1287 Lorcia

Discovery
- Discovered by: S. Arend
- Discovery site: Uccle Obs.
- Discovery date: 25 August 1933

Designations
- Named after: Laura de Sołohub Dikyj (wife of Tadeusz Banachiewicz)
- Alternative designations: 1933 QL · 1954 TG
- Minor planet category: main-belt · (outer) Eos

Orbital characteristics
- Epoch 4 September 2017 (JD 2458000.5)
- Uncertainty parameter 0
- Observation arc: 83.30 yr (30,426 days)
- Aphelion: 3.2024 AU
- Perihelion: 2.8214 AU
- Semi-major axis: 3.0119 AU
- Eccentricity: 0.0632
- Orbital period (sidereal): 5.23 yr (1,909 days)
- Mean anomaly: 274.29°
- Mean motion: 0° 11^{m} 18.96^{s} / day
- Inclination: 9.8207°
- Longitude of ascending node: 202.53°
- Argument of perihelion: 267.81°

Physical characteristics
- Dimensions: 21.678±0.101 km
- Geometric albedo: 0.140±0.024
- Spectral type: B–V = 0.850 U–B = 0.360
- Absolute magnitude (H): 11.07

= 1287 Lorcia =

Asteroid

1287 Lorcia, provisional designation , is an Eoan asteroid from the outer regions of the asteroid belt, approximately 22 kilometers in diameter. It was discovered by Belgian astronomer Sylvain Arend at the Royal Observatory of Belgium in Uccle on 25 August 1933. The asteroid was named for Laura de Sołohub Dikyj, wife of Polish astronomer Tadeusz Banachiewicz.

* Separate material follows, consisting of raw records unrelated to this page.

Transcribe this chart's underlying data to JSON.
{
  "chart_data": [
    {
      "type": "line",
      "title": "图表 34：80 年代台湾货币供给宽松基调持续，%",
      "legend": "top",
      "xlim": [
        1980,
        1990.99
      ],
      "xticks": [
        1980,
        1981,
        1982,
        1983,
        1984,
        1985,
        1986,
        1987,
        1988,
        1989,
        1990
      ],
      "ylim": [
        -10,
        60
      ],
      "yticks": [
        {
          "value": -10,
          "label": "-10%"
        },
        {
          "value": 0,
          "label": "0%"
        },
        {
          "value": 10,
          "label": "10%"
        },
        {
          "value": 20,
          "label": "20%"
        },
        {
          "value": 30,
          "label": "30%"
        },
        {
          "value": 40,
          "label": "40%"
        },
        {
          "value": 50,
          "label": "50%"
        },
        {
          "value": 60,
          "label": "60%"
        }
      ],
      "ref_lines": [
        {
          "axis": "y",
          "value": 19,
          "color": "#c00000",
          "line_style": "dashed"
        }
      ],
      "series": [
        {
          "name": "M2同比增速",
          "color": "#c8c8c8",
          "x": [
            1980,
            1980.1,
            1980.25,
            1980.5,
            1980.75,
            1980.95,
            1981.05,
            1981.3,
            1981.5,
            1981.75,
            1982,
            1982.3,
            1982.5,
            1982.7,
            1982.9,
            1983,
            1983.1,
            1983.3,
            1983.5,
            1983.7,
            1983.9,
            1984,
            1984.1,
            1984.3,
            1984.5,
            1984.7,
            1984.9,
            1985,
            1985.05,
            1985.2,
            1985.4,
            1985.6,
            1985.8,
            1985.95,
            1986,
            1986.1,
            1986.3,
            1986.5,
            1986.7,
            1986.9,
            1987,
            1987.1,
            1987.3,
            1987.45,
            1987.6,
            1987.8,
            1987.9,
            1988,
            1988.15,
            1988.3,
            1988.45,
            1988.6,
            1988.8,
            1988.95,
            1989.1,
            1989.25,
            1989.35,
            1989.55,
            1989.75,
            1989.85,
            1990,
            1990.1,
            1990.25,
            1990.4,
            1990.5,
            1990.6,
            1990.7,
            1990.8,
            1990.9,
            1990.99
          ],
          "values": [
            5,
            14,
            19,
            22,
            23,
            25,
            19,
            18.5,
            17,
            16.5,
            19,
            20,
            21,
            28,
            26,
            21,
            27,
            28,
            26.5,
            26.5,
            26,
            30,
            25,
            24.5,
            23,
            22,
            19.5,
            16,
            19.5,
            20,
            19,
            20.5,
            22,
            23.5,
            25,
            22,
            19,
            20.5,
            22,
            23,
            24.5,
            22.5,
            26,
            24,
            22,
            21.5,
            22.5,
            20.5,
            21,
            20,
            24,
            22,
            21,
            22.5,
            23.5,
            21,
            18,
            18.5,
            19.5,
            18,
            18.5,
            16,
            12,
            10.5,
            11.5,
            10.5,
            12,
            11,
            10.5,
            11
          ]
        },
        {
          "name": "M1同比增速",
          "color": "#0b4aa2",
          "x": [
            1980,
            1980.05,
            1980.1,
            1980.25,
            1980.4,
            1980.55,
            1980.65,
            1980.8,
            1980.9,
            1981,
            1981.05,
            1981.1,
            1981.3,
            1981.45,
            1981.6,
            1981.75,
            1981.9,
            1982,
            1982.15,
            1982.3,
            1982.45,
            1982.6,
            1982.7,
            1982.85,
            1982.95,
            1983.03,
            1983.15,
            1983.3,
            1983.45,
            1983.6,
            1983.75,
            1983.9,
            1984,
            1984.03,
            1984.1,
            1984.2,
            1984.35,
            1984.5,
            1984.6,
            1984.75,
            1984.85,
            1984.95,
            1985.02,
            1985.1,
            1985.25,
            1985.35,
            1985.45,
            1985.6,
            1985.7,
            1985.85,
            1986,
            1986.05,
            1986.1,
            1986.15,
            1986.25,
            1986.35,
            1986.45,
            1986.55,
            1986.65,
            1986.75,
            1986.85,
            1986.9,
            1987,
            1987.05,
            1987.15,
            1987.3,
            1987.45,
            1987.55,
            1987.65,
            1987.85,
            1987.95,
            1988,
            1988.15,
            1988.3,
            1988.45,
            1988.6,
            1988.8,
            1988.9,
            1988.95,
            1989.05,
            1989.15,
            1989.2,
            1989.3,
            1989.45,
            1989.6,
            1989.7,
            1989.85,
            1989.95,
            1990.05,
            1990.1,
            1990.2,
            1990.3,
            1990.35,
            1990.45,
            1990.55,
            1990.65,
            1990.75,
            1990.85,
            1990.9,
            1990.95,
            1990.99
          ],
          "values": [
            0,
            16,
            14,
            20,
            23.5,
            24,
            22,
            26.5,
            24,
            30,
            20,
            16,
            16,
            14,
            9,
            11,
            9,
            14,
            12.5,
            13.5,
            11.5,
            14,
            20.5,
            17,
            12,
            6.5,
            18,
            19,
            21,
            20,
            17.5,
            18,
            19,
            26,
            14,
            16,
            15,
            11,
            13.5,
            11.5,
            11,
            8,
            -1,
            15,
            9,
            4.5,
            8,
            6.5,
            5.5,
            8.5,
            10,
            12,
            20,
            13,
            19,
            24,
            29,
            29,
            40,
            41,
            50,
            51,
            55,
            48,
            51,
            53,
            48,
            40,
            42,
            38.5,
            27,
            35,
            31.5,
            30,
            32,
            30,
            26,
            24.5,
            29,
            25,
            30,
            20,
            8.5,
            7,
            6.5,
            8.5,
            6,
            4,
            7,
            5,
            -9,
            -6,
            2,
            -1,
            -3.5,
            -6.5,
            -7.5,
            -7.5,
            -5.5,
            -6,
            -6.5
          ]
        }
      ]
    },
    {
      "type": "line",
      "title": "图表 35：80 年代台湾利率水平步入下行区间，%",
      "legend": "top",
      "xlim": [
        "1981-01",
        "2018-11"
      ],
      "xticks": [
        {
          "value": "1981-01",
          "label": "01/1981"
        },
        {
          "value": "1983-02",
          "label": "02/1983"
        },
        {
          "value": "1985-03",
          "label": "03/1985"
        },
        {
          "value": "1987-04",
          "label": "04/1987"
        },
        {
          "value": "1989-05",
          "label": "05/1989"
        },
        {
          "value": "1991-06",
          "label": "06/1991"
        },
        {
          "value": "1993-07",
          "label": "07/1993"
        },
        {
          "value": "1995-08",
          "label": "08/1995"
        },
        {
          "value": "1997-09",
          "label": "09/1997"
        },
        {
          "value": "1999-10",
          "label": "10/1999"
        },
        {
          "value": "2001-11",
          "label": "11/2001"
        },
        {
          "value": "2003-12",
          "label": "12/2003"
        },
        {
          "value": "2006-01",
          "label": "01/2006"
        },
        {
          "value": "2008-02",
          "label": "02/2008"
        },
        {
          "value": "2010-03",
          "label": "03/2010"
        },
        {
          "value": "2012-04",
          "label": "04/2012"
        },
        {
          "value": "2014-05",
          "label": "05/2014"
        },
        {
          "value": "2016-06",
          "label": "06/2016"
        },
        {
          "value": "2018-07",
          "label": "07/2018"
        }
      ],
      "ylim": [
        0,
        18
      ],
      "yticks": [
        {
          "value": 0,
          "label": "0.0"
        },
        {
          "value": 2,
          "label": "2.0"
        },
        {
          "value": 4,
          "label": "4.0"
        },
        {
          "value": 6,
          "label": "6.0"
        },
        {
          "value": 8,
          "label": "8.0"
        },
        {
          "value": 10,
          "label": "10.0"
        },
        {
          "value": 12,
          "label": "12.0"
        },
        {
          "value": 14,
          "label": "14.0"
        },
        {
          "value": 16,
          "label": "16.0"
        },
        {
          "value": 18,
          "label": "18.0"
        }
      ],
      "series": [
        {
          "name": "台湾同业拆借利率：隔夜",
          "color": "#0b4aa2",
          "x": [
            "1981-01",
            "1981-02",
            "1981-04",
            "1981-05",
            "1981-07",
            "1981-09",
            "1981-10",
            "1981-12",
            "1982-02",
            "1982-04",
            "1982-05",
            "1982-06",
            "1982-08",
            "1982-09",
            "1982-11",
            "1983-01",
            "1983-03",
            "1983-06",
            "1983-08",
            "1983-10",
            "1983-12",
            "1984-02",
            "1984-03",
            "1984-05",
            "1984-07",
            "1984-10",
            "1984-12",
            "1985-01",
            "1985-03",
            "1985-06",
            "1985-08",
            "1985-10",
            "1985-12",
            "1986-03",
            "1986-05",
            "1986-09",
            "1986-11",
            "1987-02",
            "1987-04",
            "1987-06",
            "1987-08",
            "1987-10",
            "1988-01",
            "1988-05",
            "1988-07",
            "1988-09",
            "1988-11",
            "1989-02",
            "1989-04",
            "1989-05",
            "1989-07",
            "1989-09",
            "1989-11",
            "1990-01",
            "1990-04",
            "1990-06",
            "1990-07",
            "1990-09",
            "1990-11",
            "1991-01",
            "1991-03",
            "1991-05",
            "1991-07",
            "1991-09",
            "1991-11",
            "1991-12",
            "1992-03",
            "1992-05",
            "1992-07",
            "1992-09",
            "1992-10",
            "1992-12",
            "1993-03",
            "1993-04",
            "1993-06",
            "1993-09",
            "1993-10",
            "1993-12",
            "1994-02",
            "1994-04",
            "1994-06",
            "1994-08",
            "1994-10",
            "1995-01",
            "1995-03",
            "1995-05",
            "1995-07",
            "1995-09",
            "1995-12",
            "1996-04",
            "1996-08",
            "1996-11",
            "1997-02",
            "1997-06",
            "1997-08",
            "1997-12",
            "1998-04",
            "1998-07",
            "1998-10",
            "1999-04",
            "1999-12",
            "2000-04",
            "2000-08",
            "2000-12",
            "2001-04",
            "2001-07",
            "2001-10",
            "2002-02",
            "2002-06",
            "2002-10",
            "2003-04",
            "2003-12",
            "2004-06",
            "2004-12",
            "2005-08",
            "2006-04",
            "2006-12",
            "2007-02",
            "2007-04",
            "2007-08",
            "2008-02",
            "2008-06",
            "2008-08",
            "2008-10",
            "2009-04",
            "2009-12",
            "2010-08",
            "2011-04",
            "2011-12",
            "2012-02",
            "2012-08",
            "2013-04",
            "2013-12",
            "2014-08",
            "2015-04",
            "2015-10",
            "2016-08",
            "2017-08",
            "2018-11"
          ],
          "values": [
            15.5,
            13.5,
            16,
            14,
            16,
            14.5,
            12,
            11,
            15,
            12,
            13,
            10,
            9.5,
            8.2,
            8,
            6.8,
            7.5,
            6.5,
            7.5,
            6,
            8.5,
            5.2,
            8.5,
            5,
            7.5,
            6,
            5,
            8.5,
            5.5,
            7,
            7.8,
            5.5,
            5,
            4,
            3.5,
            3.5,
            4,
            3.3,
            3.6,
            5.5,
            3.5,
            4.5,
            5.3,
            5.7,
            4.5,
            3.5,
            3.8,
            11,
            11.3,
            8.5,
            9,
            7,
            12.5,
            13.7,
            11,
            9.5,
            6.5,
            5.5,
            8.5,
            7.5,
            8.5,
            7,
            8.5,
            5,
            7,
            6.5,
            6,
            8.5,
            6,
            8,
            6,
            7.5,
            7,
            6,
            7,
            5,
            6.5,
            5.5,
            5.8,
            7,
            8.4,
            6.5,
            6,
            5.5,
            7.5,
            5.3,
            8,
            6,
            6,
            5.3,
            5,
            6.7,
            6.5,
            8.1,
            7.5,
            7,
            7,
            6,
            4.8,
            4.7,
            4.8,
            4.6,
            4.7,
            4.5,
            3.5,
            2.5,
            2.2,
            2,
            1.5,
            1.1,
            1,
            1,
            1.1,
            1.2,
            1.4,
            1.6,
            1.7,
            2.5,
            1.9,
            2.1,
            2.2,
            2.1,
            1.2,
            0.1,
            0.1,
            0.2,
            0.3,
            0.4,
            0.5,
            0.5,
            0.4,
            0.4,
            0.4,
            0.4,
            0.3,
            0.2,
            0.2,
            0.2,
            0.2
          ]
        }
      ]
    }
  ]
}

== Orbit and classification ==

Lorcia is a member the Eos family (606), the largest asteroid family in the outer main belt consisting of nearly 10,000 asteroids. It orbits the Sun in the outer main-belt at a distance of 2.8–3.2 AU once every 5 years and 3 months (1,909 days). Its orbit has an eccentricity of 0.06 and an inclination of 10° with respect to the ecliptic. The body's observation arc begins with its official discovery observation at Uccle.

== Physical characteristics ==
=== Rotation period ===

As of 2017, no rotational lightcurve of Lorcia has been obtained from photometric observations. The asteroid's rotation period, poles and shape remain unknown.

=== Diameter and albedo ===

According to the survey carried out by the NEOWISE mission of NASA's Wide-field Infrared Survey Explorer, Lorcia measures 21.678 kilometers in diameter and its surface has an albedo of 0.140.

== Naming ==

This minor planet was named by Polish astronomer Tadeusz Banachiewicz (1882–1954) after his wife Laura de Sołohub Dikyj. Banachiewicz was also a prominent mathematician and geodesist, as well as the vice-president of the International Astronomical Union in the 1930s. The asteroid 1286 Banachiewicza, also discovered by Sylvain Arend, was named in his honor. The official naming citation was mentioned in The Names of the Minor Planets by Paul Herget in 1955 (H 118).